Senza tornare alle nostalgie del modello lungo di Berlinguer (che aveva
lo
scopo inverso: dare più tempo a tutti per crescere), bisogna ricordare
che,
a proposito della recente ricerca OCSE di cui molti hanno parlato, il
paese
europeo che ha gli esiti migliori in lingua e matematica a 15 anni è la
Finlandia, che ha un ciclo di base lungo da settant’anni! Lo sappiamo
tutti
che la separazione medie-elementari è dannosa ai bambini e non basta
certo
la chiacchiera "diplomatica" tra maestri e professori nei due
anni-ponte.
No, la filosofia implicita è chiara, ma si deve dire anche
pragmaticamente
dire quelli che saranno gli esiti: aumenterà l’insuccesso scolastico,
soprattutto dei più deboli.
Ripartiamo da Barbiana?
Il documento Bertagna-Moratti è una visione del mondo e una pragmatica
della
politica.
Per me le visioni del mondo sono biografiche. La storia è fatta di
storie,
di tanti pezzetti individuali.
Dobbiamo contrapporre le nostre storie al pessimismo cinico che copre le
teorie Bertagna-Moratti, la loro assenza di ottimismo
sull’umano.Ritiriamo
fuori le nostre storie e le nostre visioni del mondo.
Ho fatto le magistrali perchè duravano quattro anni. Mio padre faceva
il
tranviere, mia madre puliva le scale. Ma eravamo felici: da mio padre
partigiano a mia madre cattolica mi veniva l’ottimismo del futuro.
Alle magistrali il prete di religione, nel 1967, mi ha letto
"Lettera a una
professoressa". Ho sentito il brivido dentro la schiena: quel
Gianni ero io!
Avevo finalmente l’orgogliosa coscienza di classe: sono un proletario!
Ho
sentito la rabbia violenta dell’adolescenza: la ferita
dell’ingiustizia
sociale come vera lacerazione degli umani: sarò comunista! Ho sentito
il
fluido magico delle scelte della vita: sarò maestro!

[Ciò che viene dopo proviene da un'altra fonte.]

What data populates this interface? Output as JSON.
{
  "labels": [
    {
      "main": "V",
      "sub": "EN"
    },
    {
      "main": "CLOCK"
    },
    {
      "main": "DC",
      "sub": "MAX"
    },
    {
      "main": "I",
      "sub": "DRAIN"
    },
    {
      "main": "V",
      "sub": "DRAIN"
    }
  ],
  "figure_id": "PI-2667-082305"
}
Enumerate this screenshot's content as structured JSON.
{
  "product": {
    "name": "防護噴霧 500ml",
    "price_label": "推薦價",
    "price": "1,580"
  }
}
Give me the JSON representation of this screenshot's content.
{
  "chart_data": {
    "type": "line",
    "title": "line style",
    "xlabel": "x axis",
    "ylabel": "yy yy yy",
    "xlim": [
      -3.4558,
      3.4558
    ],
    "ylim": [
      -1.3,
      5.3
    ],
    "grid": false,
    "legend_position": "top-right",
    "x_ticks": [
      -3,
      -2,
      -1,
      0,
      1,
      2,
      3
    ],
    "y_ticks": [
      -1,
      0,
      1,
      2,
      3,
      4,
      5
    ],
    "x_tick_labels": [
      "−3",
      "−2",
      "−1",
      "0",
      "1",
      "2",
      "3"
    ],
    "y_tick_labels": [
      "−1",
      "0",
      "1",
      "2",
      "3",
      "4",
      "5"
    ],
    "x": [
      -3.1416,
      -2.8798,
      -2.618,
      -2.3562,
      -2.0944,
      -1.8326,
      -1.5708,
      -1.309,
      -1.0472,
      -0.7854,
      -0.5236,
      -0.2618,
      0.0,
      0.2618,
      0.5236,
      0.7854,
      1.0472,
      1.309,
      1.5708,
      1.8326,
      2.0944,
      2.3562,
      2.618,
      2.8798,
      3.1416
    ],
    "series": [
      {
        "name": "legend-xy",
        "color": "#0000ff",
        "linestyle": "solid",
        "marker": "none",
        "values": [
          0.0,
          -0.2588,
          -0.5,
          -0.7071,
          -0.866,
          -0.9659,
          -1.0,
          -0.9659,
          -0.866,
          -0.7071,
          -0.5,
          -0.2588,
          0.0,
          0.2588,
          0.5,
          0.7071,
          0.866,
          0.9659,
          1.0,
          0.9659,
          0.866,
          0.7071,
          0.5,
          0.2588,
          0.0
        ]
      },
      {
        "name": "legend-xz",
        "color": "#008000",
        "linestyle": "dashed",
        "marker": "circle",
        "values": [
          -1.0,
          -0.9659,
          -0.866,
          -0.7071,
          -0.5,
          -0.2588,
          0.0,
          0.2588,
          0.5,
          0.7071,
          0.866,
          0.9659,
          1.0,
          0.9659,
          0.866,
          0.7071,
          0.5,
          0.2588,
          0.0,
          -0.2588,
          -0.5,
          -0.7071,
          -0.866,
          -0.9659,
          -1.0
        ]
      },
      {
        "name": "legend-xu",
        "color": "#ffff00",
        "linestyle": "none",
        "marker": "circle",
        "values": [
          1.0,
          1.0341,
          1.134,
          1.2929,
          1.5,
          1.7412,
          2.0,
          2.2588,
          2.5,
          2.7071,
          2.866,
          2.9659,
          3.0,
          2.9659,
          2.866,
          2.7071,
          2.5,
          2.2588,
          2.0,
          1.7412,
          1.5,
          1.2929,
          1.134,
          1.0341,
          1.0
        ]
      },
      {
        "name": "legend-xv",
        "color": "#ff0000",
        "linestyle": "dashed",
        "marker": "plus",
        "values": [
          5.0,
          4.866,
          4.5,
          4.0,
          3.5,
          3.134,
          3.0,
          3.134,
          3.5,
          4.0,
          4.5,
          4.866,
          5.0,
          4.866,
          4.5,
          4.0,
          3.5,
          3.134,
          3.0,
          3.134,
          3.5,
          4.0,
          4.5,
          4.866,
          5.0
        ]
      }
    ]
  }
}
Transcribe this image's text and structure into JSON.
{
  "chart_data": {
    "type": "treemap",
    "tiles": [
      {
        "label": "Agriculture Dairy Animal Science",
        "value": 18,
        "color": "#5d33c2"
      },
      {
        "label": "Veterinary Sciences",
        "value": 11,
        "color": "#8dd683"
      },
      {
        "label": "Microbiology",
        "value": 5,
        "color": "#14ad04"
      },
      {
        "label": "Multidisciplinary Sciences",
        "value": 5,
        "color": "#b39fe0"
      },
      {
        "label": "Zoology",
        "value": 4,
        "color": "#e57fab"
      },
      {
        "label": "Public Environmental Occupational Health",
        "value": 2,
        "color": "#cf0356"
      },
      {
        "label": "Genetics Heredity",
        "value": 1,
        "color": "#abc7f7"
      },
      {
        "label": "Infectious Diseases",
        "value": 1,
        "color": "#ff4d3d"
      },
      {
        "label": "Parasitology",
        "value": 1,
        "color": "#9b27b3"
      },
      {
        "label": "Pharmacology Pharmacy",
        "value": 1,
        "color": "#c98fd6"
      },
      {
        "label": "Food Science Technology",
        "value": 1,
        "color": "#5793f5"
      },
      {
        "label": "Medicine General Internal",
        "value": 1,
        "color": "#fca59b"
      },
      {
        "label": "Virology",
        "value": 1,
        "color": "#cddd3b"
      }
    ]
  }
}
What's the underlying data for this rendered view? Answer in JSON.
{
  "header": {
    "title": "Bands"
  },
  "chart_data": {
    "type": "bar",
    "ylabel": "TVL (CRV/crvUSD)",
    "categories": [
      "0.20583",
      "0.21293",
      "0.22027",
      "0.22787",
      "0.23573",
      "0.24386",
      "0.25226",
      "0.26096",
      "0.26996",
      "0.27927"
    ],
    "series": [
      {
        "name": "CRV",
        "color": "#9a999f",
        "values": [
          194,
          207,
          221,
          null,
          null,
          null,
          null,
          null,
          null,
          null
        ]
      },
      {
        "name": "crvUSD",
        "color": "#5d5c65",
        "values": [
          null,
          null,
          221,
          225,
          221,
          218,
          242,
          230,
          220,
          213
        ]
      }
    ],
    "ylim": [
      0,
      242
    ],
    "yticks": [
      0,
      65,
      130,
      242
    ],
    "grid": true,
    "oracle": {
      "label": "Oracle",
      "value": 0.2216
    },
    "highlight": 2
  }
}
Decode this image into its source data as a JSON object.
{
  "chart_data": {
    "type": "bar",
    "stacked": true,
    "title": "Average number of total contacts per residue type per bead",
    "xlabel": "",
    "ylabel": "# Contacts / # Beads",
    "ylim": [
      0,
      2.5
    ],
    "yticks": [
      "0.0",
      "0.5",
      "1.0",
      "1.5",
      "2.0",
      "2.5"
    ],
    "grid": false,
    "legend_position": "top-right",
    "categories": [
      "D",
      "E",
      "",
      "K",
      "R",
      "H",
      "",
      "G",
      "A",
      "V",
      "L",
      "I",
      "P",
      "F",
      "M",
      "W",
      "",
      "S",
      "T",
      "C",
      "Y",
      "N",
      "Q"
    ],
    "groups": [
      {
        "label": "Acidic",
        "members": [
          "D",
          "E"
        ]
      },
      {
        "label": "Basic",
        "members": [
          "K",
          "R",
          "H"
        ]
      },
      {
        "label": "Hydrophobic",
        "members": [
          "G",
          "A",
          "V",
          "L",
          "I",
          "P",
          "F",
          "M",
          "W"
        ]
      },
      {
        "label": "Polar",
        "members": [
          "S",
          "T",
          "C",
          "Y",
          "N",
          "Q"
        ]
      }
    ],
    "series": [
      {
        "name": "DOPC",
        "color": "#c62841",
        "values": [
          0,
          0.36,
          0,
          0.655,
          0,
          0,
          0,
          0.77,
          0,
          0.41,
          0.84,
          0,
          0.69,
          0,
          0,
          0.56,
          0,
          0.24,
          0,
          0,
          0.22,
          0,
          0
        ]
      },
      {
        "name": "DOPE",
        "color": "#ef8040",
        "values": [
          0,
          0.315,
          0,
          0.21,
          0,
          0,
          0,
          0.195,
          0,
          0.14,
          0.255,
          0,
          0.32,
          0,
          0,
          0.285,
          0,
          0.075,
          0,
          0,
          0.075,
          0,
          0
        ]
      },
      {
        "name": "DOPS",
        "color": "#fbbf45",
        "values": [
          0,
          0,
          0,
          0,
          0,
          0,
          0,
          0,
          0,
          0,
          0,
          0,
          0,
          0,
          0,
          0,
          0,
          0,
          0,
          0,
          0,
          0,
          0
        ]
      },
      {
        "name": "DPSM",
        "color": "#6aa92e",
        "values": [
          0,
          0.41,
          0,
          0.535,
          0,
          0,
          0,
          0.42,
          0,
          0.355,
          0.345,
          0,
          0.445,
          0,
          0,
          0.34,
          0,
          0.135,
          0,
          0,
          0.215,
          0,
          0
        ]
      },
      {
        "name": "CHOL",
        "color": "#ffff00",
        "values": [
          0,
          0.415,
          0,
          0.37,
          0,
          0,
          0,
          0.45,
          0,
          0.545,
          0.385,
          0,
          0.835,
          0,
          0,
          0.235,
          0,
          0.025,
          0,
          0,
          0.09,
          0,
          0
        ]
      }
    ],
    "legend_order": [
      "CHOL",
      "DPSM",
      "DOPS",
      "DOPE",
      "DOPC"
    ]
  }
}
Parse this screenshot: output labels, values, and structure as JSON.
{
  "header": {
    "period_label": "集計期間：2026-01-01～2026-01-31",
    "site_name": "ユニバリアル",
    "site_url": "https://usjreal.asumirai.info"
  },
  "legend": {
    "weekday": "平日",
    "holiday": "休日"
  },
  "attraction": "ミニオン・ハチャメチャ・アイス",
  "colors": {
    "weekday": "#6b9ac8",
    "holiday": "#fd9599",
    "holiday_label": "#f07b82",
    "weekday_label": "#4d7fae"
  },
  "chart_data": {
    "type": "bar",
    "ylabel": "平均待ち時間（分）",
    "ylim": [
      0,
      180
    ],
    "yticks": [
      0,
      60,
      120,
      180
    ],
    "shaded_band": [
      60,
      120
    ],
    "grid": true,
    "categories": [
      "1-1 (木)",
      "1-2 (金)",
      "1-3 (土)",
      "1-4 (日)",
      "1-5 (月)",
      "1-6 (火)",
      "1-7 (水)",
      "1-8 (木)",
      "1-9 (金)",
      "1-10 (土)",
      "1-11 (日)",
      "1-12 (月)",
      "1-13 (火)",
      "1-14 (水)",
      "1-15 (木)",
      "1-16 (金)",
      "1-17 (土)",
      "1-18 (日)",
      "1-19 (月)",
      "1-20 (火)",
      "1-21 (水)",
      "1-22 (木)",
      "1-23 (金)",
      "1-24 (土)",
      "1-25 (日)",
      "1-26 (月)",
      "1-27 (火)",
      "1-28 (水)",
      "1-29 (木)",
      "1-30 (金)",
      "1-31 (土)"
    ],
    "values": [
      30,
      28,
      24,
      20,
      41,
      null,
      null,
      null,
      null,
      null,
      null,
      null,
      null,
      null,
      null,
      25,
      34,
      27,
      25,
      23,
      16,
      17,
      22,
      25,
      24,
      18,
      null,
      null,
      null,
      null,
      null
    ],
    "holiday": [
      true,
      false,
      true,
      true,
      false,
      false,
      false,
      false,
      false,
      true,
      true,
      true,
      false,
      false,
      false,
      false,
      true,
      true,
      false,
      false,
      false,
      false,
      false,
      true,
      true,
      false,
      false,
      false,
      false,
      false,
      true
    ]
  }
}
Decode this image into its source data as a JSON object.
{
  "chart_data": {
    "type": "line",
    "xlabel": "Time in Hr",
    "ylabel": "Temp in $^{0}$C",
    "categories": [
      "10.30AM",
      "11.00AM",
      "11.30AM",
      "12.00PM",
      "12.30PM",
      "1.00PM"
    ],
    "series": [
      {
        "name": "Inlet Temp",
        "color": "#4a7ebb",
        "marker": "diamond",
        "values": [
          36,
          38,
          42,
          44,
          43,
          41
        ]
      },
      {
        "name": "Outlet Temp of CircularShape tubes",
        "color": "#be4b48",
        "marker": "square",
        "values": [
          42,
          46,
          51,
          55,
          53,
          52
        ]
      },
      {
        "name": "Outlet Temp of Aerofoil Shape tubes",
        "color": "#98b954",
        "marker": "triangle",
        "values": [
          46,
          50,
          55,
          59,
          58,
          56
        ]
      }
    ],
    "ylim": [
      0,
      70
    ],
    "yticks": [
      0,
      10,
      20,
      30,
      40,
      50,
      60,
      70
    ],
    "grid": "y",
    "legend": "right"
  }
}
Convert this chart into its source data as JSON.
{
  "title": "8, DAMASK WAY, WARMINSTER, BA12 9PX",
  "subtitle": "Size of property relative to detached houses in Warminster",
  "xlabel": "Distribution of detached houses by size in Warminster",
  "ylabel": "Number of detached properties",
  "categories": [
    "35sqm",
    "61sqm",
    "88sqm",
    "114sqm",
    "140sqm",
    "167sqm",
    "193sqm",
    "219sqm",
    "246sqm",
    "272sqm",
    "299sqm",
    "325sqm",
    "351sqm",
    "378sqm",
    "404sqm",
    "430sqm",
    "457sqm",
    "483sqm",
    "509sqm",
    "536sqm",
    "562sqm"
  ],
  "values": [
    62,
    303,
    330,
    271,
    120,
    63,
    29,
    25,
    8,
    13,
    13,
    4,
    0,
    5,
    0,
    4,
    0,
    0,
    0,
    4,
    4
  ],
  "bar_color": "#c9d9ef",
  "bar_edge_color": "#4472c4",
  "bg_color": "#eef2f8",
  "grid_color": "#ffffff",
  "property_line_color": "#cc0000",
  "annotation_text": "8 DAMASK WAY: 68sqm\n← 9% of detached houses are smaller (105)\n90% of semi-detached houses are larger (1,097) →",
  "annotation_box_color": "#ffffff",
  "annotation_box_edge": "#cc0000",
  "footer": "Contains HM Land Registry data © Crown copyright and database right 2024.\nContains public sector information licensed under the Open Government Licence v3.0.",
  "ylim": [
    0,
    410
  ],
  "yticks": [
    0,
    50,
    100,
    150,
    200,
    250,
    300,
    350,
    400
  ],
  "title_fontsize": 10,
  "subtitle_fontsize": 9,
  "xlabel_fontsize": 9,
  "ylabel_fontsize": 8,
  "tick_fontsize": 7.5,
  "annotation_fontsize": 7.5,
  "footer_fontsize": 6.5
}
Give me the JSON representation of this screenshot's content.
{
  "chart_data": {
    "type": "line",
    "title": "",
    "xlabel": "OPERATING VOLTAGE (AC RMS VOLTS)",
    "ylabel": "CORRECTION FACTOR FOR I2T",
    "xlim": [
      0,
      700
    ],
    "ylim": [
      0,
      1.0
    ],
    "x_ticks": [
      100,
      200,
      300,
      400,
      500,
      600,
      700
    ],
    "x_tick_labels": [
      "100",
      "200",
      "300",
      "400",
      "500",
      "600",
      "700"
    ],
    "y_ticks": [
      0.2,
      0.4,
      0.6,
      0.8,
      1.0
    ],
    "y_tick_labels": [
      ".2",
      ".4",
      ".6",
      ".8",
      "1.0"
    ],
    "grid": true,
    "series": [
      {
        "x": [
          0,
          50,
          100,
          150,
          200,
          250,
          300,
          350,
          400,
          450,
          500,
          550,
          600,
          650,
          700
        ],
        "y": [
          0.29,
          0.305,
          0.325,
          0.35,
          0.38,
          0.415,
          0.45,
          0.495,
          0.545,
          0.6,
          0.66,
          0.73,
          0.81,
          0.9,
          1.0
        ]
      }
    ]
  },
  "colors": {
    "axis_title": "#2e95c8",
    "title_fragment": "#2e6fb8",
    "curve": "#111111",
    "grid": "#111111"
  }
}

E così è stato. Proletario non lo sono più, comunista anche, ma
quella
visione del sogno di un progetto di vita che vuole una vera giustizia
sociale incarna le mie fatiche, i miei desideri di maestro. Come sono
ancora, come siamo in tanti, amici e colleghi che conosco. Con i quali
dobbiamo riprendere a credere.
Questa storia non è finita. Ce n’è ancora per tutti.
Sempre in primavera, ogni anno torno a Barbiana. Lì ci sono le mie
radici,
le radici di molti di noi, che sono sempre quelle del 67 e buttano
ancora
fuori linfa (ecco perché la primavera!).
Il 21 marzo 2002 vorrei andare a Barbiana con tanti amici.
Mi piacerebbe "ripartire da Barbiana", non
"ritornare". Non siamo reduci:
siamo ancora in piena battaglia.
L’ho già fatto nel 1994 con un centinaio di persone (primo governo
Berlusconi). Oggi vale doppio.
Ripartire da Barbiana con l’orgoglio di una visione del mondo che
diventa la
pratica delle nostre azioni.
Per il bene dei nostri bambini e bambine, per il bene del paese.